Sunrise light on a grove of tufa towers emerging from the water of Mono Lake with soft green and dusty-red wild grasses in the foreground, Canada geese in the shallow water with reflections of the rocky towers, and desert hills in the distance.

Phalaropes in focus

Migrating phalaropes are a summer phenomenon to behold at Mono Lake. When tens of thousands of them arrive they gather and flock—weaving like schools of aerial fish, erupting from and falling to the surface of the lake in giant tornadoes.

Phalaropes in flight over Mono Lake. Photo courtesy of Rick Kattelmann.

Wilson’s and Red-necked phalaropes are shorebirds that rely on alkali fly larvae at Mono Lake in order to molt and double their weight in preparation for migration to South America. These graceful and diminutive shorebirds connect North and South America through a migratory odyssey that spans up to 20,000 miles. Loss of habitat due to human water use and changes forced by a warming climate are threatening phalaropes throughout their range.

Growing concern about the status and distribution of phalaropes is driving efforts to survey these birds at Mono Lake anew. Population data on Wilson’s and Red-necked phalaropes is almost three decades old, but the birds will be counted this summer thanks to California State Parks, Ryan Carle of Oikonos, Dr. Margaret Rubega of the University of Connecticut, and the Mono Lake Committee.

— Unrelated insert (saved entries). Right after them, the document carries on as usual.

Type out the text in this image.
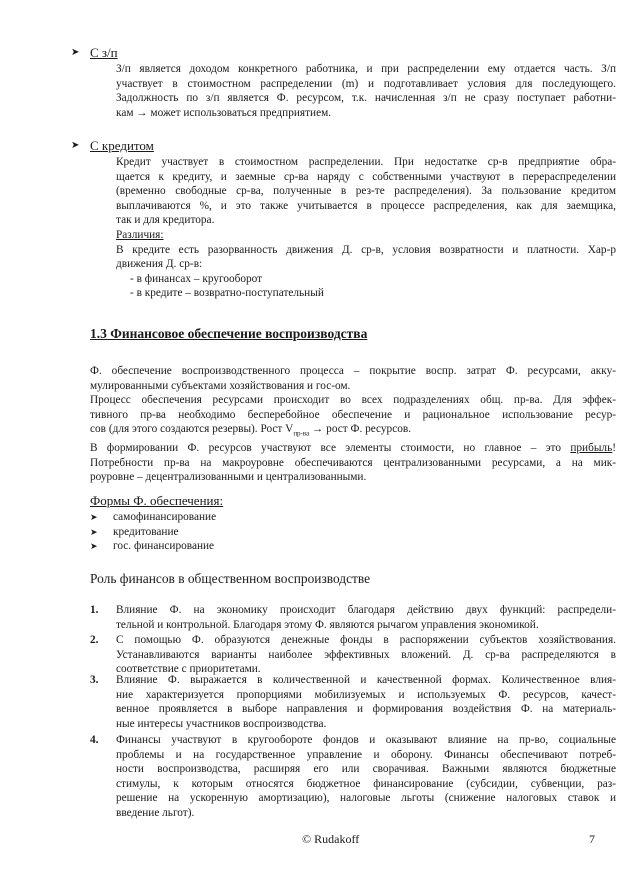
➤ С з/п
З/п является доходом конкретного работника, и при распределении ему отдается часть. З/п
участвует в стоимостном распределении (m) и подготавливает условия для последующего.
Задолжность по з/п является Ф. ресурсом, т.к. начисленная з/п не сразу поступает работни-
кам → может использоваться предприятием.
➤ С кредитом
Кредит участвует в стоимостном распределении. При недостатке ср-в предприятие обра-
щается к кредиту, и заемные ср-ва наряду с собственными участвуют в перераспределении
(временно свободные ср-ва, полученные в рез-те распределения). За пользование кредитом
выплачиваются %, и это также учитывается в процессе распределения, как для заемщика,
так и для кредитора.
Различия:
В кредите есть разорванность движения Д. ср-в, условия возвратности и платности. Хар-р
движения Д. ср-в:
- в финансах – кругооборот
- в кредите – возвратно-поступательный
1.3 Финансовое обеспечение воспроизводства
Ф. обеспечение воспроизводственного процесса – покрытие воспр. затрат Ф. ресурсами, акку-
мулированными субъектами хозяйствования и гос-ом.
Процесс обеспечения ресурсами происходит во всех подразделениях общ. пр-ва. Для эффек-
тивного пр-ва необходимо бесперебойное обеспечение и рациональное использование ресур-
сов (для этого создаются резервы). Рост $V_{пр-ва}$ → рост Ф. ресурсов.
В формировании Ф. ресурсов участвуют все элементы стоимости, но главное – это прибыль!
Потребности пр-ва на макроуровне обеспечиваются централизованными ресурсами, а на мик-
роуровне – децентрализованными и централизованными.
Формы Ф. обеспечения:
➤ самофинансирование
➤ кредитование
➤ гос. финансирование
Роль финансов в общественном воспроизводстве
1. Влияние Ф. на экономику происходит благодаря действию двух функций: распредели-
тельной и контрольной. Благодаря этому Ф. являются рычагом управления экономикой.
2. С помощью Ф. образуются денежные фонды в распоряжении субъектов хозяйствования.
Устанавливаются варианты наиболее эффективных вложений. Д. ср-ва распределяются в
соответствие с приоритетами.
3. Влияние Ф. выражается в количественной и качественной формах. Количественное влия-
ние характеризуется пропорциями мобилизуемых и используемых Ф. ресурсов, качест-
венное проявляется в выборе направления и формирования воздействия Ф. на материаль-
ные интересы участников воспроизводства.
4. Финансы участвуют в кругообороте фондов и оказывают влияние на пр-во, социальные
проблемы и на государственное управление и оборону. Финансы обеспечивают потреб-
ности воспроизводства, расширяя его или сворачивая. Важными являются бюджетные
стимулы, к которым относятся бюджетное финансирование (субсидии, субвенции, раз-
решение на ускоренную амортизацию), налоговые льготы (снижение налоговых ставок и
введение льгот).
© Rudakoff	7
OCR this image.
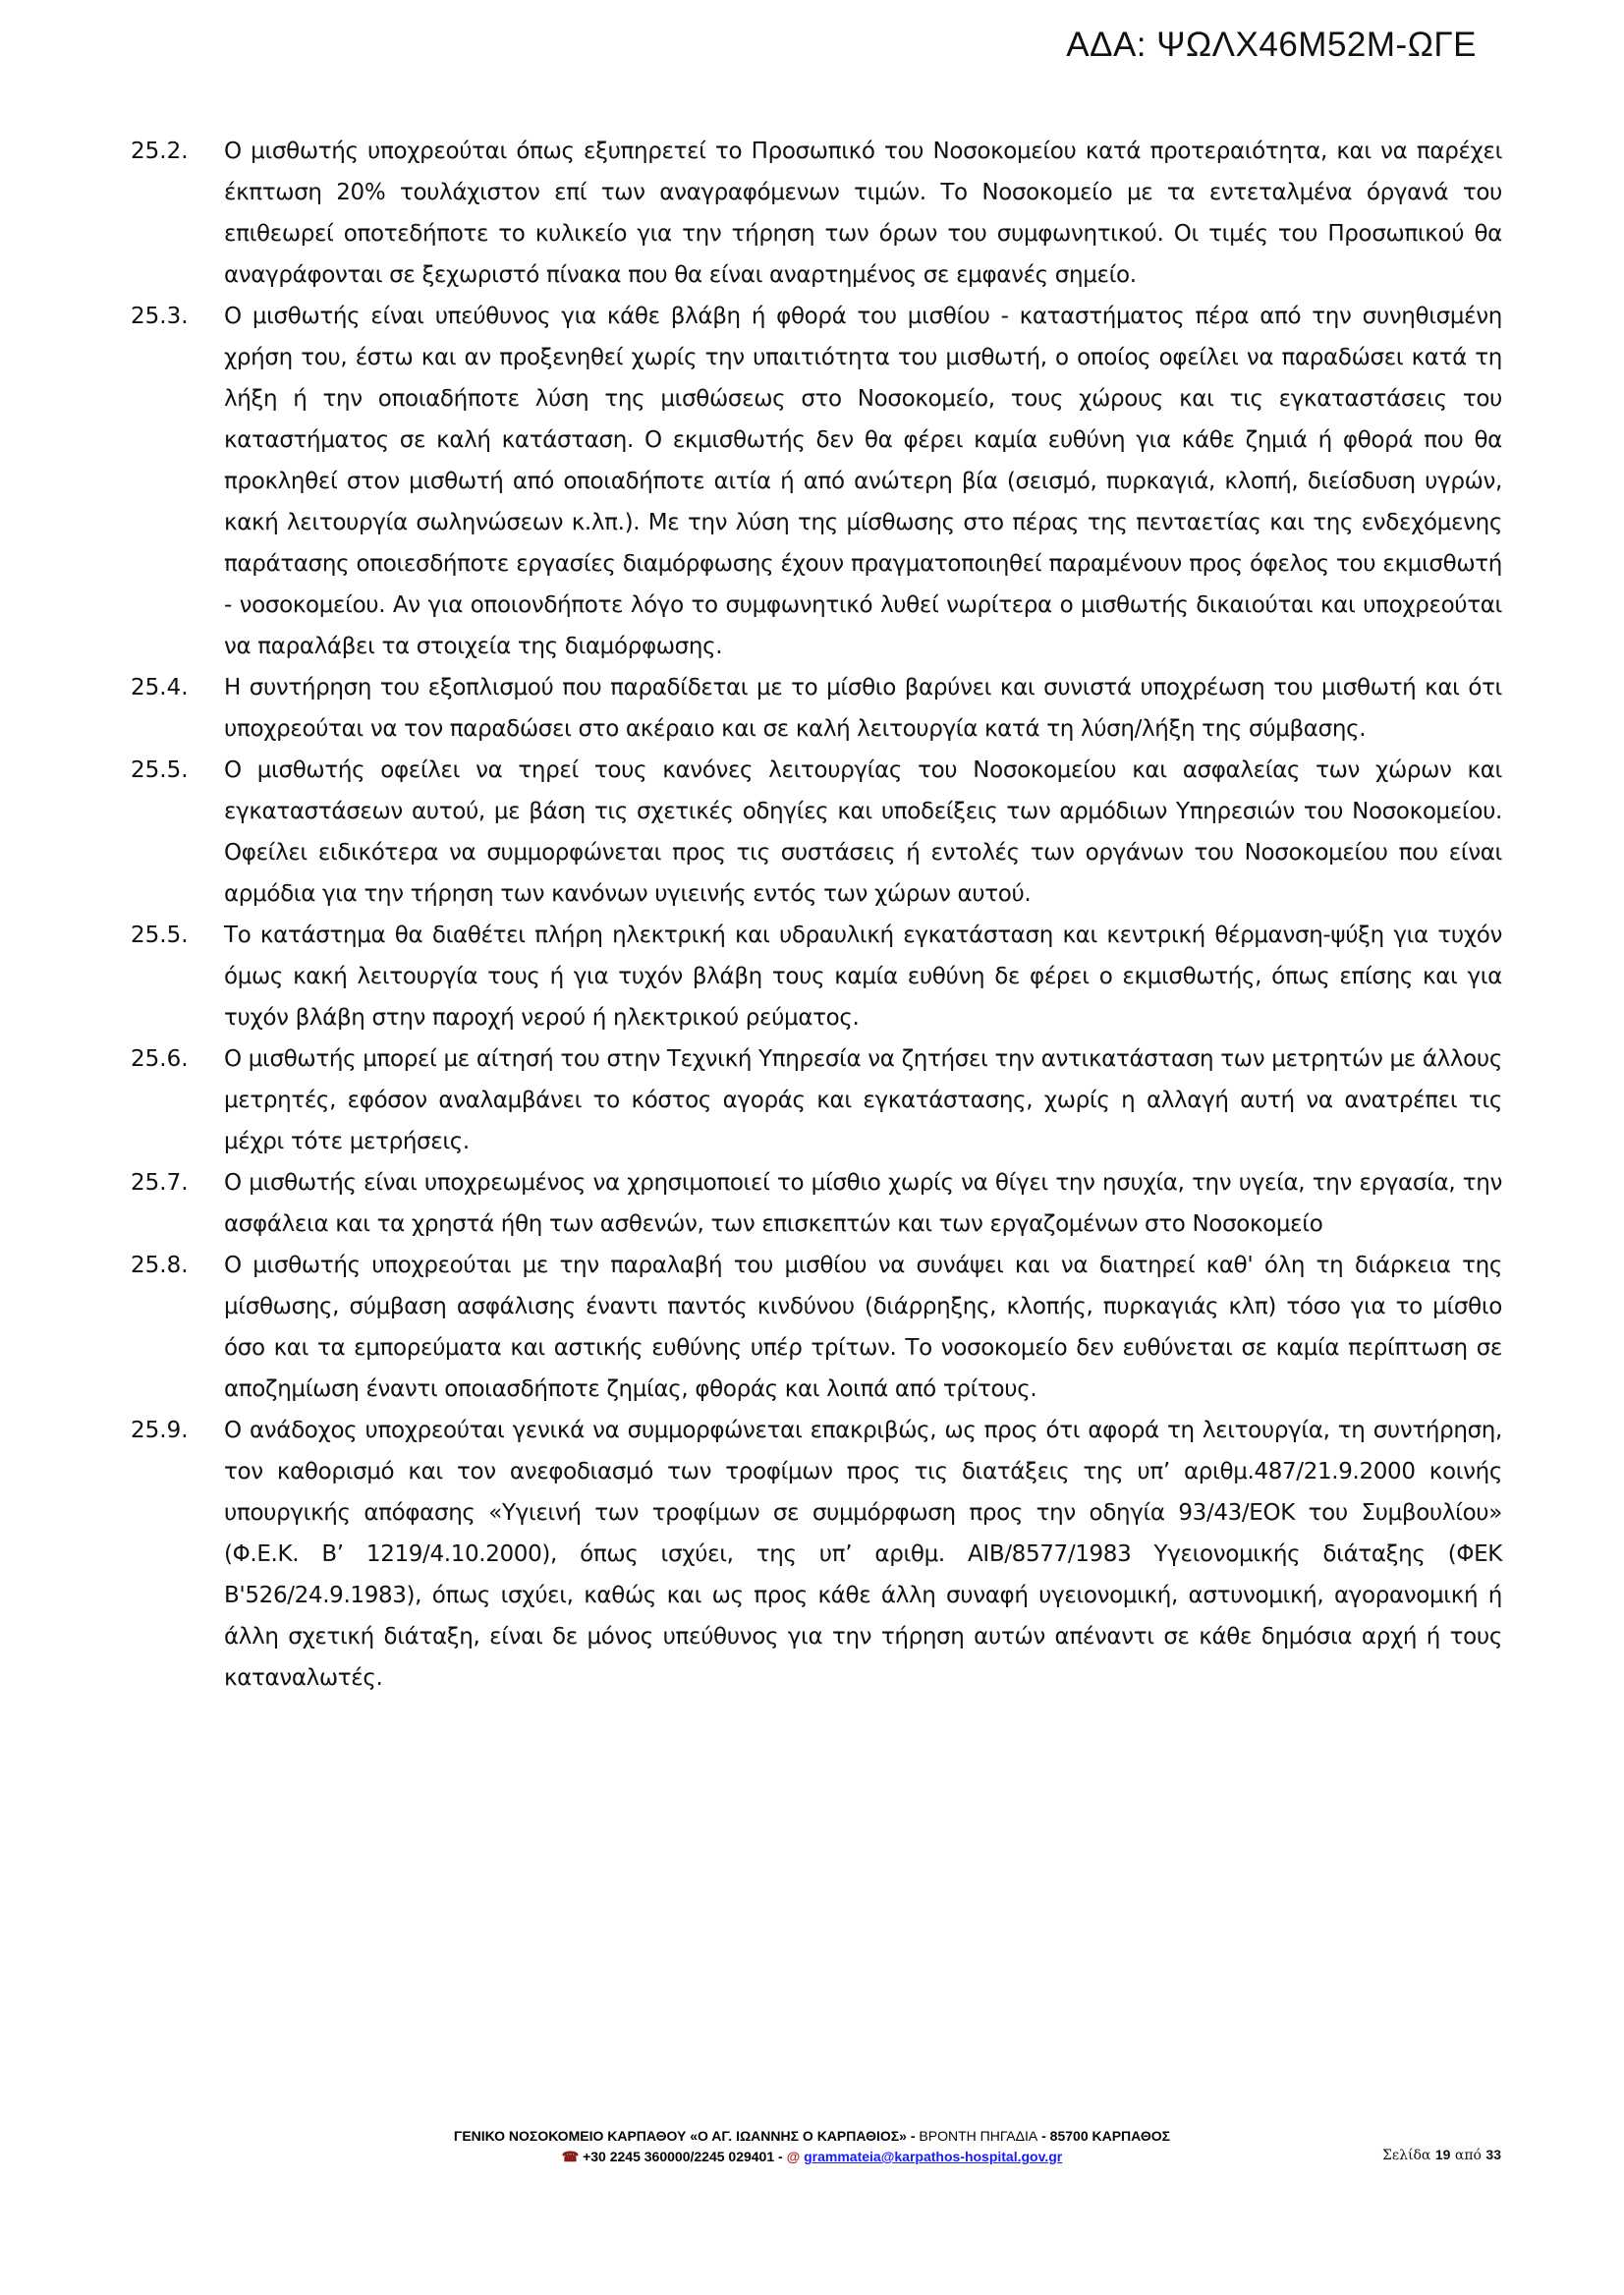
ΑΔΑ: ΨΩΛΧ46Μ52Μ-ΩΓΕ
25.2.	Ο μισθωτής υποχρεούται όπως εξυπηρετεί το Προσωπικό του Νοσοκομείου κατά προτεραιότητα, και να παρέχει έκπτωση 20% τουλάχιστον επί των αναγραφόμενων τιμών. Το Νοσοκομείο με τα εντεταλμένα όργανά του επιθεωρεί οποτεδήποτε το κυλικείο για την τήρηση των όρων του συμφωνητικού. Οι τιμές του Προσωπικού θα αναγράφονται σε ξεχωριστό πίνακα που θα είναι αναρτημένος σε εμφανές σημείο.
25.3.	Ο μισθωτής είναι υπεύθυνος για κάθε βλάβη ή φθορά του μισθίου - καταστήματος πέρα από την συνηθισμένη χρήση του, έστω και αν προξενηθεί χωρίς την υπαιτιότητα του μισθωτή, ο οποίος οφείλει να παραδώσει κατά τη λήξη ή την οποιαδήποτε λύση της μισθώσεως στο Νοσοκομείο, τους χώρους και τις εγκαταστάσεις του καταστήματος σε καλή κατάσταση. Ο εκμισθωτής δεν θα φέρει καμία ευθύνη για κάθε ζημιά ή φθορά που θα προκληθεί στον μισθωτή από οποιαδήποτε αιτία ή από ανώτερη βία (σεισμό, πυρκαγιά, κλοπή, διείσδυση υγρών, κακή λειτουργία σωληνώσεων κ.λπ.). Με την λύση της μίσθωσης στο πέρας της πενταετίας και της ενδεχόμενης παράτασης οποιεσδήποτε εργασίες διαμόρφωσης έχουν πραγματοποιηθεί παραμένουν προς όφελος του εκμισθωτή - νοσοκομείου. Αν για οποιονδήποτε λόγο το συμφωνητικό λυθεί νωρίτερα ο μισθωτής δικαιούται και υποχρεούται να παραλάβει τα στοιχεία της διαμόρφωσης.
25.4.	Η συντήρηση του εξοπλισμού που παραδίδεται με το μίσθιο βαρύνει και συνιστά υποχρέωση του μισθωτή και ότι υποχρεούται να τον παραδώσει στο ακέραιο και σε καλή λειτουργία κατά τη λύση/λήξη της σύμβασης.
25.5.	Ο μισθωτής οφείλει να τηρεί τους κανόνες λειτουργίας του Νοσοκομείου και ασφαλείας των χώρων και εγκαταστάσεων αυτού, με βάση τις σχετικές οδηγίες και υποδείξεις των αρμόδιων Υπηρεσιών του Νοσοκομείου. Οφείλει ειδικότερα να συμμορφώνεται προς τις συστάσεις ή εντολές των οργάνων του Νοσοκομείου που είναι αρμόδια για την τήρηση των κανόνων υγιεινής εντός των χώρων αυτού.
25.5.	Το κατάστημα θα διαθέτει πλήρη ηλεκτρική και υδραυλική εγκατάσταση και κεντρική θέρμανση-ψύξη για τυχόν όμως κακή λειτουργία τους ή για τυχόν βλάβη τους καμία ευθύνη δε φέρει ο εκμισθωτής, όπως επίσης και για τυχόν βλάβη στην παροχή νερού ή ηλεκτρικού ρεύματος.
25.6.	Ο μισθωτής μπορεί με αίτησή του στην Τεχνική Υπηρεσία να ζητήσει την αντικατάσταση των μετρητών με άλλους μετρητές, εφόσον αναλαμβάνει το κόστος αγοράς και εγκατάστασης, χωρίς η αλλαγή αυτή να ανατρέπει τις μέχρι τότε μετρήσεις.
25.7.	Ο μισθωτής είναι υποχρεωμένος να χρησιμοποιεί το μίσθιο χωρίς να θίγει την ησυχία, την υγεία, την εργασία, την ασφάλεια και τα χρηστά ήθη των ασθενών, των επισκεπτών και των εργαζομένων στο Νοσοκομείο
25.8.	Ο μισθωτής υποχρεούται με την παραλαβή του μισθίου να συνάψει και να διατηρεί καθ' όλη τη διάρκεια της μίσθωσης, σύμβαση ασφάλισης έναντι παντός κινδύνου (διάρρηξης, κλοπής, πυρκαγιάς κλπ) τόσο για το μίσθιο όσο και τα εμπορεύματα και αστικής ευθύνης υπέρ τρίτων. Το νοσοκομείο δεν ευθύνεται σε καμία περίπτωση σε αποζημίωση έναντι οποιασδήποτε ζημίας, φθοράς και λοιπά από τρίτους.
25.9.	Ο ανάδοχος υποχρεούται γενικά να συμμορφώνεται επακριβώς, ως προς ότι αφορά τη λειτουργία, τη συντήρηση, τον καθορισμό και τον ανεφοδιασμό των τροφίμων προς τις διατάξεις της υπ’ αριθμ.487/21.9.2000 κοινής υπουργικής απόφασης «Υγιεινή των τροφίμων σε συμμόρφωση προς την οδηγία 93/43/ΕΟΚ του Συμβουλίου» (Φ.Ε.Κ. Β’ 1219/4.10.2000), όπως ισχύει, της υπ’ αριθμ. ΑΙΒ/8577/1983 Υγειονομικής διάταξης (ΦΕΚ Β'526/24.9.1983), όπως ισχύει, καθώς και ως προς κάθε άλλη συναφή υγειονομική, αστυνομική, αγορανομική ή άλλη σχετική διάταξη, είναι δε μόνος υπεύθυνος για την τήρηση αυτών απέναντι σε κάθε δημόσια αρχή ή τους καταναλωτές.
ΓΕΝΙΚΟ ΝΟΣΟΚΟΜΕΙΟ ΚΑΡΠΑΘΟΥ «Ο ΑΓ. ΙΩΑΝΝΗΣ Ο ΚΑΡΠΑΘΙΟΣ» - ΒΡΟΝΤΗ ΠΗΓΑΔΙΑ - 85700 ΚΑΡΠΑΘΟΣ
☎ +30 2245 360000/2245 029401 - @ grammateia@karpathos-hospital.gov.gr	Σελίδα 19 από 33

The survey partners are also organizing an international phalarope conference at Mono Lake in June, funded by a Switzer Fellowship Grant. Researchers and conservationists will convene to share scientific information and build new, cooperative relationships to benefit phalaropes at Mono Lake and throughout the Western Hemisphere. Mono Lake is one of very few Great Basin lake habitats not in decline, and its continuing protection—thanks to the public trust and State Water Board decision, as well as Mono Lake’s designation as both an Audubon Important Bird Area and a Western Hemisphere Shorebird Reserve Network site—make it an ideal setting for this gathering.